Study: E-Mail Marketing Revenue to Top $2 Billion in 2001
Page 1 of 1
Despite the much-publicized problems now facing the Web advertising industry, revenue from e-mail marketing is poised to more than double during 2001, according to a new study by New York-based research group eMarketer.
Indeed, while industry watchers like Merrill Lynch's Henry Blodget are predicting year-over-year revenue to remain flat at $8 billion, the e-mail marketing industry will rake in a healthy $2.1 billion during the coming year, a 110 percent increase from its take in 2000.
According to the report, a large portion of that is due to the high level of accuracy from opt-in e-mail, which typically sees about a 3.2 percent click-through rate. Banner ads, meanwhile, see only a 0.3 percent click-through, according to the study's findings.
"E-mail is more interactive, personal and intrusive than Web ads, which allows marketers to get in front of customers and prospects in a more concrete and forceful way," said eMarketer senior analyst Jonathan Jackson. "At the very least, e-mail marketers can be assured their advertising message headlines will be seen by particular prospects."
Also in e-mail's favor is the fact that it remains cheaper for companies to use in marketing campaigns than direct mail or telemarketing. According to the study, the average cost per e-mail message -- unsolicited and permission-based -- is less than a cent, compared to between $1 to $3 for telemarketing and $.75 to $2.00 for direct mail.

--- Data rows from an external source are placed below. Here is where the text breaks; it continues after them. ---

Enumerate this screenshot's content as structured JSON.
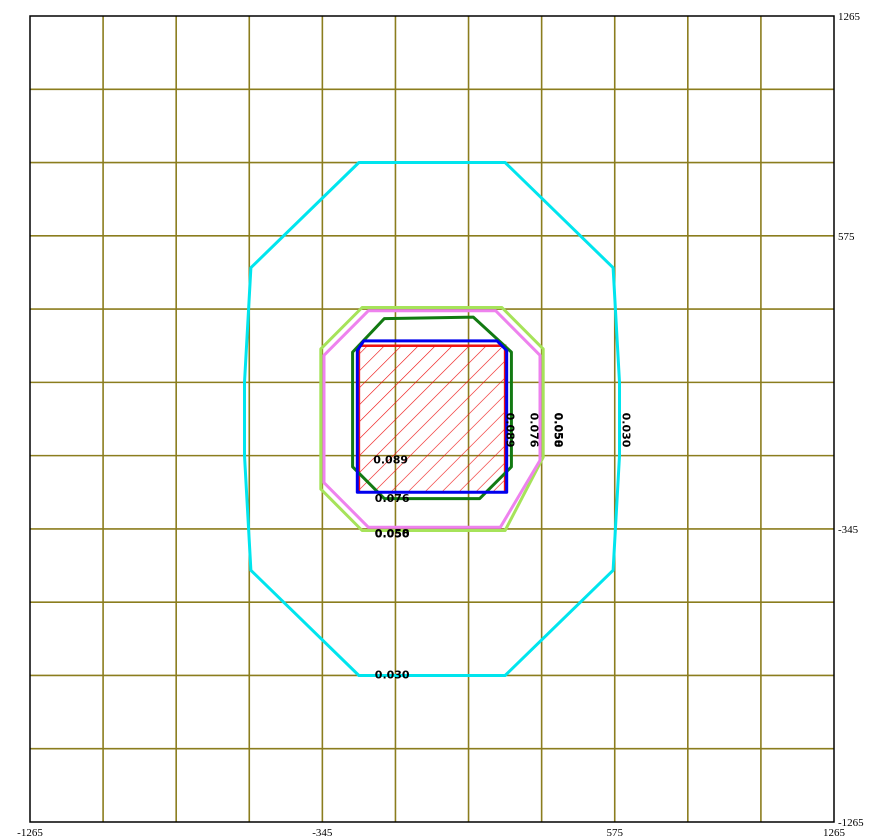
{
  "chart_data": {
    "type": "contour",
    "x_ticks": [
      "-1265",
      "-345",
      "575",
      "1265"
    ],
    "y_ticks": [
      "1265",
      "575",
      "-345",
      "-1265"
    ],
    "x_range": [
      -1265,
      1265
    ],
    "y_range": [
      -1265,
      1265
    ],
    "grid": true,
    "grid_step": 230,
    "colors": {
      "grid": "#8B7D1E",
      "frame": "#000000",
      "cyan": "#00E5EE",
      "lime": "#A6E35A",
      "pink": "#EE82EE",
      "dark_green": "#127A12",
      "blue": "#0000EE",
      "red": "#EE1111"
    },
    "loaded_area": {
      "x": [
        -230,
        230
      ],
      "y": [
        -230,
        230
      ],
      "hatch": true
    },
    "contours": [
      {
        "label": "0.030",
        "color": "cyan",
        "points": [
          [
            -230,
            805
          ],
          [
            230,
            805
          ],
          [
            570,
            475
          ],
          [
            590,
            115
          ],
          [
            590,
            -115
          ],
          [
            570,
            -475
          ],
          [
            230,
            -805
          ],
          [
            -230,
            -805
          ],
          [
            -570,
            -475
          ],
          [
            -590,
            -115
          ],
          [
            -590,
            115
          ],
          [
            -570,
            475
          ]
        ]
      },
      {
        "label": "0.050",
        "color": "lime",
        "points": [
          [
            -220,
            350
          ],
          [
            220,
            350
          ],
          [
            350,
            220
          ],
          [
            350,
            -120
          ],
          [
            230,
            -350
          ],
          [
            -220,
            -350
          ],
          [
            -350,
            -220
          ],
          [
            -350,
            220
          ]
        ]
      },
      {
        "label": "0.058",
        "color": "pink",
        "points": [
          [
            -200,
            340
          ],
          [
            200,
            340
          ],
          [
            340,
            200
          ],
          [
            340,
            -130
          ],
          [
            215,
            -340
          ],
          [
            -200,
            -340
          ],
          [
            -340,
            -200
          ],
          [
            -340,
            200
          ]
        ]
      },
      {
        "label": "0.076",
        "color": "dark_green",
        "points": [
          [
            -150,
            315
          ],
          [
            130,
            320
          ],
          [
            250,
            210
          ],
          [
            250,
            -150
          ],
          [
            150,
            -250
          ],
          [
            -150,
            -250
          ],
          [
            -250,
            -150
          ],
          [
            -250,
            210
          ]
        ]
      },
      {
        "label": "0.089",
        "color": "blue",
        "points": [
          [
            -215,
            245
          ],
          [
            205,
            245
          ],
          [
            235,
            215
          ],
          [
            235,
            -230
          ],
          [
            -235,
            -230
          ],
          [
            -235,
            215
          ]
        ]
      }
    ],
    "contour_labels": [
      {
        "text": "0.089",
        "x": -185,
        "y": -140,
        "rotate": 0
      },
      {
        "text": "0.076",
        "x": -180,
        "y": -260,
        "rotate": 0
      },
      {
        "text": "0.058",
        "x": -180,
        "y": -370,
        "rotate": 0
      },
      {
        "text": "0.050",
        "x": -180,
        "y": -372,
        "rotate": 0
      },
      {
        "text": "0.030",
        "x": -180,
        "y": -815,
        "rotate": 0
      },
      {
        "text": "0.089",
        "x": 235,
        "y": 20,
        "rotate": 90
      },
      {
        "text": "0.076",
        "x": 310,
        "y": 20,
        "rotate": 90
      },
      {
        "text": "0.058",
        "x": 385,
        "y": 20,
        "rotate": 90
      },
      {
        "text": "0.050",
        "x": 387,
        "y": 20,
        "rotate": 90
      },
      {
        "text": "0.030",
        "x": 600,
        "y": 20,
        "rotate": 90
      }
    ]
  }
}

E-mail also makes it faster for companies to see responses. According to the findings, 80 percent of e-mail marketing messages are responded to within 48 hours, as compared to the six- to eight-week period for traditional direct marketing methods. Additionally, 85 percent of responses to an e-mail offer are received within the first 48 hours, according to the study.

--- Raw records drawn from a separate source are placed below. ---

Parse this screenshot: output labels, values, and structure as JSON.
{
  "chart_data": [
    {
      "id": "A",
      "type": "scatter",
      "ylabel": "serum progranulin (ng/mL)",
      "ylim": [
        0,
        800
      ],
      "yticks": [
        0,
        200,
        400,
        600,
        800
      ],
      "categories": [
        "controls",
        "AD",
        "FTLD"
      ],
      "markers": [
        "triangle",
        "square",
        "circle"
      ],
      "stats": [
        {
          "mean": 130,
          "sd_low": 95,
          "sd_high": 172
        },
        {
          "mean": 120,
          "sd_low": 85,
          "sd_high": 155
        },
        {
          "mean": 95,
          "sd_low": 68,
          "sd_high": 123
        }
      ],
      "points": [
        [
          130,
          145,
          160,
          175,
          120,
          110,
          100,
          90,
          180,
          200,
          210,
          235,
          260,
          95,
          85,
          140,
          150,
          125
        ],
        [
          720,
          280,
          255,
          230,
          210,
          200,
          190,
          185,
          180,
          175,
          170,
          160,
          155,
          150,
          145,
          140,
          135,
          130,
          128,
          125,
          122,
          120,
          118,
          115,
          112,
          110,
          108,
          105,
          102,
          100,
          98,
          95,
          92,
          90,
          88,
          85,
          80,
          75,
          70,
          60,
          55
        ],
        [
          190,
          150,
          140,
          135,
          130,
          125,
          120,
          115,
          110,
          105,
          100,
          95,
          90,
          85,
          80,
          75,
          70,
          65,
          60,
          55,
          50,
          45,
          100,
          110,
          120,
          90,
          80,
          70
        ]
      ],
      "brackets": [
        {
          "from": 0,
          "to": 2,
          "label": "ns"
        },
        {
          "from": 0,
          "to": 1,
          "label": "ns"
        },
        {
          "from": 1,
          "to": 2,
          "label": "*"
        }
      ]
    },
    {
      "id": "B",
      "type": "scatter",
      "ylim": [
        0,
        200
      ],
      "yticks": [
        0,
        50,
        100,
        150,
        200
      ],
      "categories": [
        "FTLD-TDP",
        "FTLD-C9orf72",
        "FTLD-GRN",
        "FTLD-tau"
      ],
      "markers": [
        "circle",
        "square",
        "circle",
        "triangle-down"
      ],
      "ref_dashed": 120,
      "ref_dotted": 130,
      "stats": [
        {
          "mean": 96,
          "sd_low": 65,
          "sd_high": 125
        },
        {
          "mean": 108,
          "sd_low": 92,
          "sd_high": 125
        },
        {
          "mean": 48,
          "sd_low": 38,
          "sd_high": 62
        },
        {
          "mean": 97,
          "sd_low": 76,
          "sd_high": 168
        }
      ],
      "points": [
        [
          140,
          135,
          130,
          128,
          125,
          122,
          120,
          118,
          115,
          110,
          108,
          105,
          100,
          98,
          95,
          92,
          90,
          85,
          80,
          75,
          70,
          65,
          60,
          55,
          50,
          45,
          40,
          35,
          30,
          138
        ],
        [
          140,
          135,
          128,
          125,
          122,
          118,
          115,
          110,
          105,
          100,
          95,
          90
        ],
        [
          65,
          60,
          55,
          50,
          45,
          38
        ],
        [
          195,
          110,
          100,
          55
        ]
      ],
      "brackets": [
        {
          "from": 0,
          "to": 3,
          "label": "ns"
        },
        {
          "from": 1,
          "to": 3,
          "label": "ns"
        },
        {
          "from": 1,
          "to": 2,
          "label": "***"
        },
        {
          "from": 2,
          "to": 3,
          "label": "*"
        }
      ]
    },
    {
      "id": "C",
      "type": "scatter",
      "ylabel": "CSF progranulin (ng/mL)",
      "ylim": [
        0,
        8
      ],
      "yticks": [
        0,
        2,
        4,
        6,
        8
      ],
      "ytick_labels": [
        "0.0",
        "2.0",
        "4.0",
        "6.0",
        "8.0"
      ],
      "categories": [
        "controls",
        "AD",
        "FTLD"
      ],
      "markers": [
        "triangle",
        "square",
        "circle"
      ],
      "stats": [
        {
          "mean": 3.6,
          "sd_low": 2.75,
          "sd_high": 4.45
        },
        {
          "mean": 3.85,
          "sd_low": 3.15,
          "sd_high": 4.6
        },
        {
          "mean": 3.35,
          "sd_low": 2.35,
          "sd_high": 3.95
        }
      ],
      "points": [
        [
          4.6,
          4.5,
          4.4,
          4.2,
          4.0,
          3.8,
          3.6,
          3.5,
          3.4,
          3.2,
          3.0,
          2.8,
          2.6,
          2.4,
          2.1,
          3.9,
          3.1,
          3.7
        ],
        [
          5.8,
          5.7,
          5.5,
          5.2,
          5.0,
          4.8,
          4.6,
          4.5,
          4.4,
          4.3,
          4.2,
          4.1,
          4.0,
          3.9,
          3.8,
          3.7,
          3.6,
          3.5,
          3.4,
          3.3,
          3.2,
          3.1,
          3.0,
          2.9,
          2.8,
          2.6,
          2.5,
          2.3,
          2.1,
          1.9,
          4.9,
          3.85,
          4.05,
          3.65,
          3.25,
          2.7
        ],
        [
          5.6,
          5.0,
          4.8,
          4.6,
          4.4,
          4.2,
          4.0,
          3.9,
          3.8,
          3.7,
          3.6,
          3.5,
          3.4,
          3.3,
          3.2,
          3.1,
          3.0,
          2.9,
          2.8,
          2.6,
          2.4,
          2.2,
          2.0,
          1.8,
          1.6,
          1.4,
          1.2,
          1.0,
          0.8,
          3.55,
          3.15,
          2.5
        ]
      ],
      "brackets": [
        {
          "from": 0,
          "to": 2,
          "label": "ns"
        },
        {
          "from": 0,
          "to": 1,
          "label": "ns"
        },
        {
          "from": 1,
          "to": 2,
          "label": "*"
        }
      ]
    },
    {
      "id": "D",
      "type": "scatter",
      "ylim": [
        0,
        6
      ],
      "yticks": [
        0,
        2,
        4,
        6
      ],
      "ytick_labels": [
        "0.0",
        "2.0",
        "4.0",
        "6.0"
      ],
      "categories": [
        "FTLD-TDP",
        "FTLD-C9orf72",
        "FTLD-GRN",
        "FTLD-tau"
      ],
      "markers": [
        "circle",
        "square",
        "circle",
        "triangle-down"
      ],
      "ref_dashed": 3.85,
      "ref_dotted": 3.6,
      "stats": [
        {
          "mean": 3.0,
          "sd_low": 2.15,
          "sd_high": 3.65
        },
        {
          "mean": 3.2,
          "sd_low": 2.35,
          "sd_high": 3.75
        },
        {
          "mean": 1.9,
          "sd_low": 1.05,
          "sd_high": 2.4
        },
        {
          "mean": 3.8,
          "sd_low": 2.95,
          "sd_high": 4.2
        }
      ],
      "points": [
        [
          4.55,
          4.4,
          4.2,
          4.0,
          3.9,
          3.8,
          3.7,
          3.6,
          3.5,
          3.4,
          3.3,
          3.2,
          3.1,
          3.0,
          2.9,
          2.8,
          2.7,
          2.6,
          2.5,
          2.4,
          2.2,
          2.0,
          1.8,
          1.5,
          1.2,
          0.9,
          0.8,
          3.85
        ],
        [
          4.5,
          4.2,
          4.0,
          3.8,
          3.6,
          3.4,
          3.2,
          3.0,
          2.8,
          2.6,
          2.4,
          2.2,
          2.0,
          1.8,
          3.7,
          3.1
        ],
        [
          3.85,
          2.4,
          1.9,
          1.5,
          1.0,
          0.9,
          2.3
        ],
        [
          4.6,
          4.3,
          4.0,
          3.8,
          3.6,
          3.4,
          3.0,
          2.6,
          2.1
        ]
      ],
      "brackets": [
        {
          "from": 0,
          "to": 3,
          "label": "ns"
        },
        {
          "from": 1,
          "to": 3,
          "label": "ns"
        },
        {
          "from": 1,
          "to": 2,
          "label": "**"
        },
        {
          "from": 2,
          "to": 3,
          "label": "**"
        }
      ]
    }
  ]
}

"No marketing communications medium exists that is more targetable, customizable and more flexible than e-mail. That is why e-mail is revolutionizing direct marketing," Jackson said. "E-mail direct marketing, when done correctly, can overcome the limitations of traditional direct marketing by offering limitless targeting ability at pennies per e-mail and allowing marketers to have a one-to-one conversation with each of their customers."
In creating the report, the study's authors aggregated data from sources including advertising research groups like Jupiter Media Metrix' AdRelevance unit and Competitive Media Reporting; consultancies such as Forrester Research, Giga Information Group and IDC; industry groups like the Direct Marketing Association and the Interactive Advertising Bureau; and independent reports by investment bank industry-watchers like Blodget.
While the study is promising news for e-mail marketing service firms and list brokers, e-mail's continued expansion conversely suggests some bad news for Web-based media, if reports are correct about overall industry revenues remaining flat in 2001.
Of course, the entire Internet advertising industry includes not just e-mail, but Web media like banners, interstitials and pop-up ads. And that means that as e-mail marketing makes more money, Web-based media will actually see less income, should Blodget and others be correct in predicting small-to-no growth for the overall industry.
Put another way, Web media would see only $5.9 billion in 2001 revenue if Blodget and eMarketer are both right. That's $1 billion less than banner ads and the like brought in last year -- and gloomy news indeed for the multitude of firms and publishers reliant on income from Web ad sales, planning, and serving.